MOSKAU/KIEW/BRÜSSEL (dpa) — Russland droht, annek­tier­te ukrai­ni­sche Terri­to­ri­en «mit allen Mitteln» zu vertei­di­gen. Biden warnt vor der Gefahr eines «Armag­ged­dons» und Selen­skyj spricht gar von Präven­tiv­schlä­gen. Wie groß ist die Gefahr?

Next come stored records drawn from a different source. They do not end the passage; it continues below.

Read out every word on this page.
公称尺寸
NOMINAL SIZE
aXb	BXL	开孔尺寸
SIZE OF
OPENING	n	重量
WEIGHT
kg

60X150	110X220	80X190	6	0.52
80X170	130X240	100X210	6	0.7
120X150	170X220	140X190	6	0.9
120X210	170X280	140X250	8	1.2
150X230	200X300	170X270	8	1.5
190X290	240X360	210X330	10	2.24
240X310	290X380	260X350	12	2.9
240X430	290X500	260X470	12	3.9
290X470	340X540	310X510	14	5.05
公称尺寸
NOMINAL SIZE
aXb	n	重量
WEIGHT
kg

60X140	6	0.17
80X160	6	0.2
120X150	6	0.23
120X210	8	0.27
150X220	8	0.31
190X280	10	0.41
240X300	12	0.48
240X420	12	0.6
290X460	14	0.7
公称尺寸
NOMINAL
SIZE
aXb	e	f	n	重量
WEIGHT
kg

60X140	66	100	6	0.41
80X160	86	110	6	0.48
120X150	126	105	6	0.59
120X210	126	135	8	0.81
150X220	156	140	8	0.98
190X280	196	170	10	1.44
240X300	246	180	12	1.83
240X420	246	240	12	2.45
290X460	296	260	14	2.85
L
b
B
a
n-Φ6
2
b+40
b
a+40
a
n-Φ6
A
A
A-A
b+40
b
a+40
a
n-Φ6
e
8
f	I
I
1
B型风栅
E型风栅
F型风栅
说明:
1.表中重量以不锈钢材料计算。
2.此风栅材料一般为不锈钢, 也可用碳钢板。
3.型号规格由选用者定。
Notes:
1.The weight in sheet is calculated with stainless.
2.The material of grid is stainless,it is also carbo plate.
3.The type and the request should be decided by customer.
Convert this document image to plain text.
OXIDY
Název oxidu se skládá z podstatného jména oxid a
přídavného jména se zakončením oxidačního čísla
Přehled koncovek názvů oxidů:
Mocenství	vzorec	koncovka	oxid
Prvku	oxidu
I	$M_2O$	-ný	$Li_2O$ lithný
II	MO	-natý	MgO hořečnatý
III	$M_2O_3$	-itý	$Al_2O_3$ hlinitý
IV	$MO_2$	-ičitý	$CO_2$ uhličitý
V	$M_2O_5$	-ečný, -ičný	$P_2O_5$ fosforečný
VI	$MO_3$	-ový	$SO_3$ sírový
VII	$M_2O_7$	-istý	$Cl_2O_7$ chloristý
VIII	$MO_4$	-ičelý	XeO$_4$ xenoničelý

Angesichts der zuneh­mend unkla­ren Lage auf den Schlacht­fel­dern in der Ukrai­ne werden die Töne in mehre­ren Haupt­städ­ten schril­ler. Die Möglich­keit eines Atomschlags wird wieder ernst­haft disku­tiert. Der ukrai­ni­sche Präsi­dent Wolodym­yr Selen­skyj forder­te, einen russi­schen Atomwaf­fen­ein­satz unmög­lich zu machen. Die von ihm dabei erwähn­ten «Präven­tiv­schlä­ge» relati­vier­te Kiew zwar kurz darauf wieder. Moskau reagier­te dennoch heftig und sprach von einem Aufruf, den Dritten Weltkrieg zu starten. Doch wie kurz stehen wir wirklich davor? Einige wichti­ge Fragen und Antworten:

Wieso ist die Sorge vor einer nuklea­ren Eskala­ti­on gestiegen?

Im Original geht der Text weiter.